El hombre contemporáneo mira con superioridad a los siglos medievales, en los que se debatía sobre el sexo de los ángeles y otras cuestiones llamadas despectivamente bizantinas. Mientras, el hombre contemporáneo debate sobre si Epi y Blas son gais o asexuales.

Nada resume mejor el complejo de superioridad de la modernidad. Creemos haber dejado atrás los siglos oscuros de la superstición y la Inquisición. Pero resulta que, sólo durante algunas semanas, la Revolución Francesa asesinó por razones ideológicas más personas que la Inquisición en sus siglos de historia, y con muchas menos garantías judiciales; es decir, con ninguna. Y en nuestros días proliferan seudociencias como la homeopatía o la perspectiva de género, que incluso se imparten en la Universidad.

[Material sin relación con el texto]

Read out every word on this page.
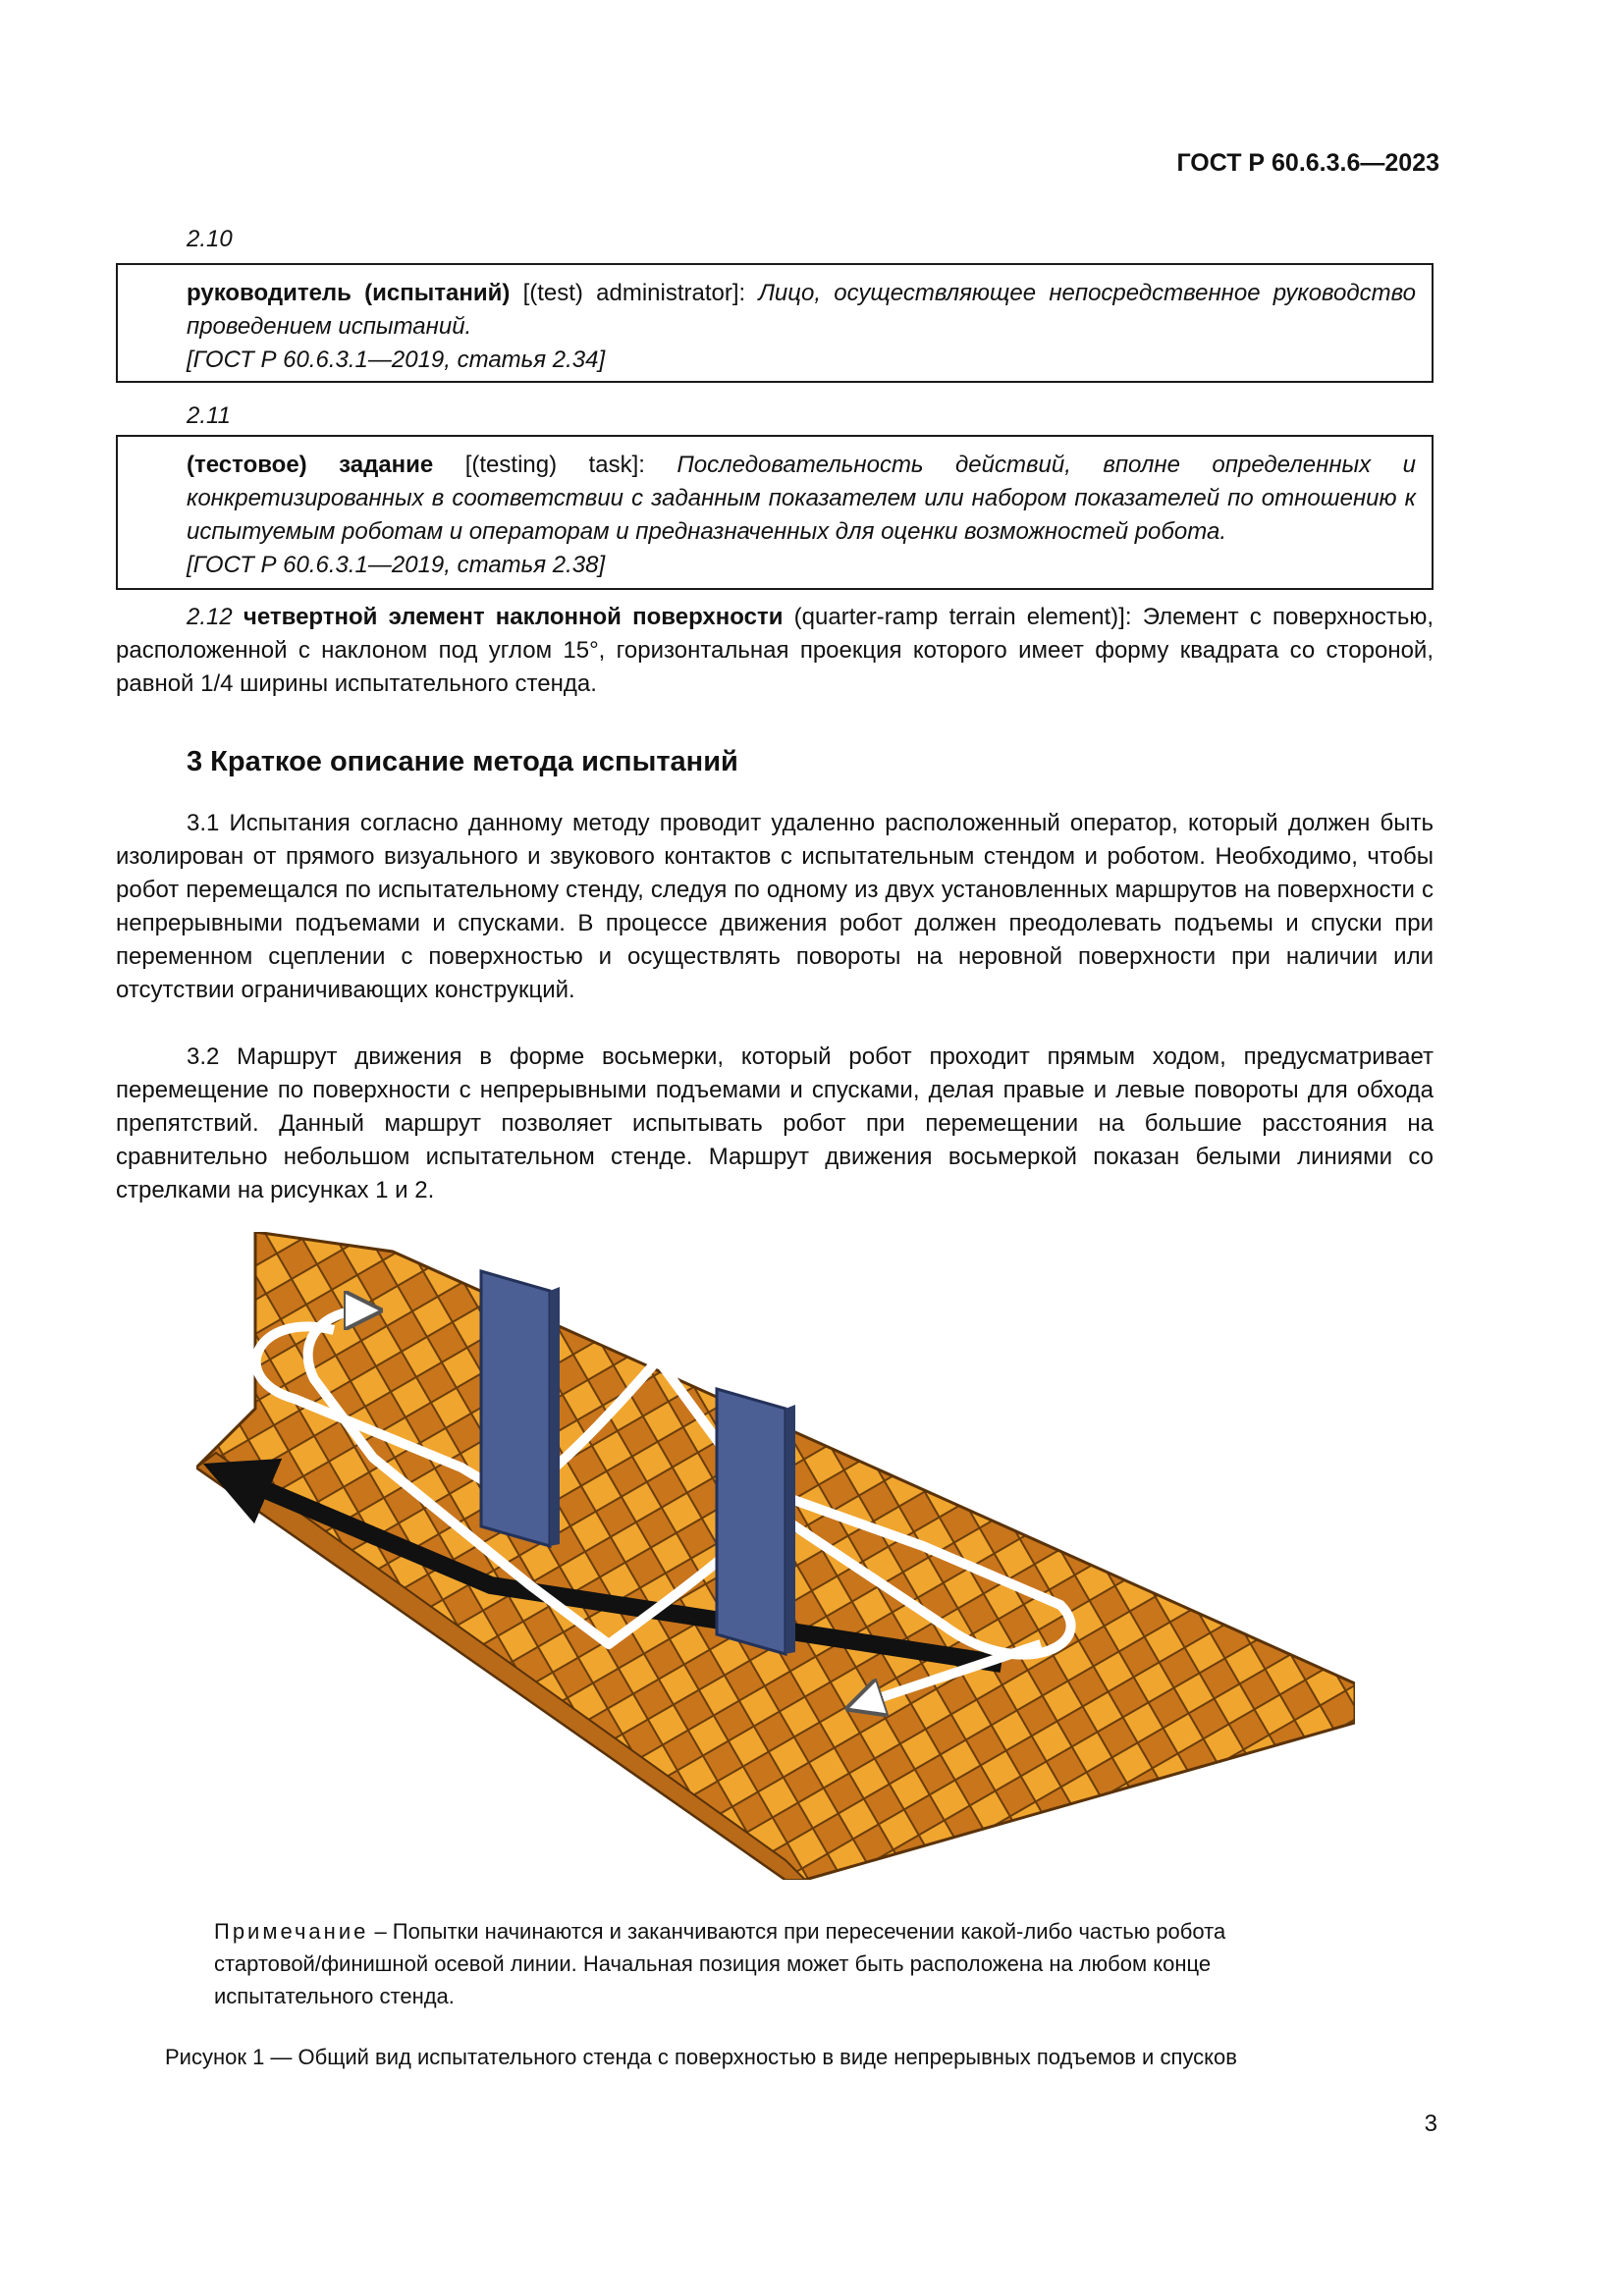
ГОСТ Р 60.6.3.6—2023
2.10
руководитель (испытаний) [(test) administrator]: Лицо, осуществляющее непосредственное руководство проведением испытаний.
[ГОСТ Р 60.6.3.1—2019, статья 2.34]
2.11
(тестовое) задание [(testing) task]: Последовательность действий, вполне определенных и конкретизированных в соответствии с заданным показателем или набором показателей по отношению к испытуемым роботам и операторам и предназначенных для оценки возможностей робота.
[ГОСТ Р 60.6.3.1—2019, статья 2.38]
2.12 четвертной элемент наклонной поверхности (quarter-ramp terrain element)]: Элемент с поверхностью, расположенной с наклоном под углом 15°, горизонтальная проекция которого имеет форму квадрата со стороной, равной 1/4 ширины испытательного стенда.
3 Краткое описание метода испытаний
3.1 Испытания согласно данному методу проводит удаленно расположенный оператор, который должен быть изолирован от прямого визуального и звукового контактов с испытательным стендом и роботом. Необходимо, чтобы робот перемещался по испытательному стенду, следуя по одному из двух установленных маршрутов на поверхности с непрерывными подъемами и спусками. В процессе движения робот должен преодолевать подъемы и спуски при переменном сцеплении с поверхностью и осуществлять повороты на неровной поверхности при наличии или отсутствии ограничивающих конструкций.
3.2 Маршрут движения в форме восьмерки, который робот проходит прямым ходом, предусматривает перемещение по поверхности с непрерывными подъемами и спусками, делая правые и левые повороты для обхода препятствий. Данный маршрут позволяет испытывать робот при перемещении на большие расстояния на сравнительно небольшом испытательном стенде. Маршрут движения восьмеркой показан белыми линиями со стрелками на рисунках 1 и 2.
Примечание – Попытки начинаются и заканчиваются при пересечении какой-либо частью робота стартовой/финишной осевой линии. Начальная позиция может быть расположена на любом конце испытательного стенда.
Рисунок 1 — Общий вид испытательного стенда с поверхностью в виде непрерывных подъемов и спусков
3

Cuando el contemporáneo desaprueba algo, dice que es un “retroceso”, que supone “volver a la Edad Media”. Y estas expresiones son moneda corriente tanto entre progresistas y liberales como en los denominados conservadores. Los conservadores, a efectos prácticos, no son en su mayoría más que un subtipo de progresistas rezagados. De hecho, los progresistas de hoy consideran inaceptablemente reaccionarias posiciones que sostenían con total naturalidad los progresistas de ayer o anteayer.

El progresista tiende a considerar como extremistas las posiciones conservadores o tradicionales, por moderadas que sean. En cambio, muestra habitualmente una exquisita deferencia hacia los extremismos de izquierda. Esta es la razón por la que se emplean términos denigratorios como ultraconservador, pero no ultraprogresista, como si cualquier exceso de lo último fuera disculpable y hasta loable.

El progresista califica rutinariamente como ultraderechistas a partidos cuyos programas e ideas se salen del consenso progresista en cuestiones como la inmigración o la ideología de género. Sin embargo, rara vez se refiere a partidos comunistas, que exaltan la revolución bolchevique y simpatizan abiertamente con el régimen cubano, como ultraizquierdistas. Hay un franco empeño por alertarnos de una permanente amenaza fascista, al tiempo que se desdeña o ridiculiza cualquier advertencia contra el comunismo, pese a haber gozado de una extensión cronológica y geográfica muy superior.

La mayoría de la gente utiliza con intención crítica el término Inquisición, pese a tocarnos históricamente mucho más cerca la Cheka comunista, indeciblemente más letal y arbitraria. Asimismo, cuando se pretende denunciar algún exceso policial, se habla de la Gestapo nacionalsocialista, desaparecida en 1945, cuando la Stasi de la República Democrática Alemana pervivió hasta 1989 y afectó a la vida de muchas más personas aún vivas.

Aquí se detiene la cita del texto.